There's a really interesting article about football by Danny Finkelstein in this month's Financial World. His piece, which is about using data and statistics instead of punditry in soccer, contains a number of interesting snippets, but the most interesting part to me was the graph relating wages (as a proxy for total wealth of the soccer club) and the premier league points gained. The curve is clear and asymptotic: money does buy success and, exactly as you would suspect, the more money you spend the lower the marginal return.

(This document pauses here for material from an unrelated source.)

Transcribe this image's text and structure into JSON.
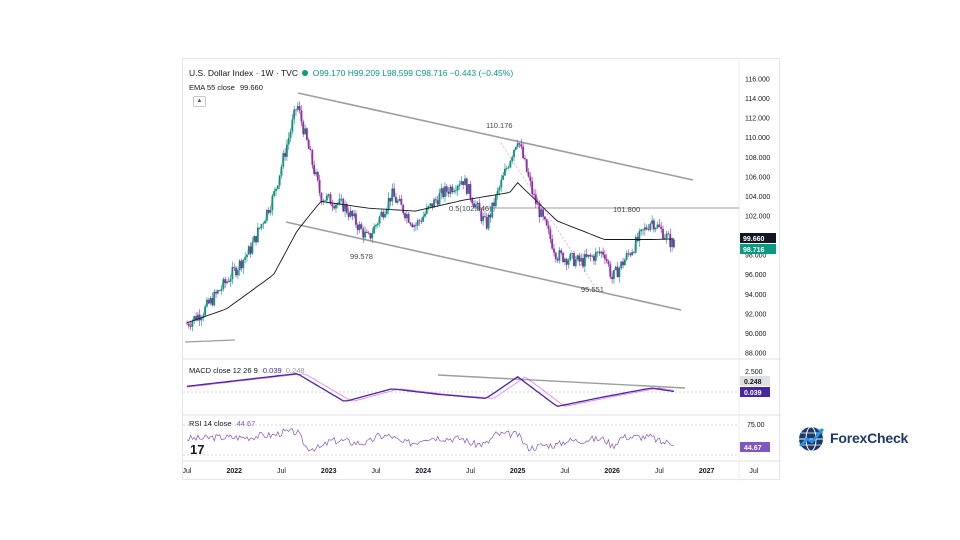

Teams above the curve (eg, Portsmouth) have something (generally speaking, a manager) that enables them to outperform the players alone whereas clubs below the curve (eg, Manchester City) will have to spend a huge amount of money to get additional points that the players aren't earning them. Fortunately, Manchester City have absolutely the hugest amount of money imaginable and they apparently bid ONE HUNDRED AND SEVENTY FIVE MILLION POUNDS to bring Kaka to Middle Eastlands (as the City fans were signing earlier in the season, "fill up your car, we're buy Kaka").
As well as a world-record transfer fee, City’s owners are reported to have offered the player a £75 million signing-on fee and wages in the region of £250,000 a week.
[From How can AC Milan spend £100m on Kaka in a recession? - Telegraph]
As a lifelong blue, I have to say that I hope they fail to get him. There is something utterly obscene about spending that much money on a footballer, something just plain wrong.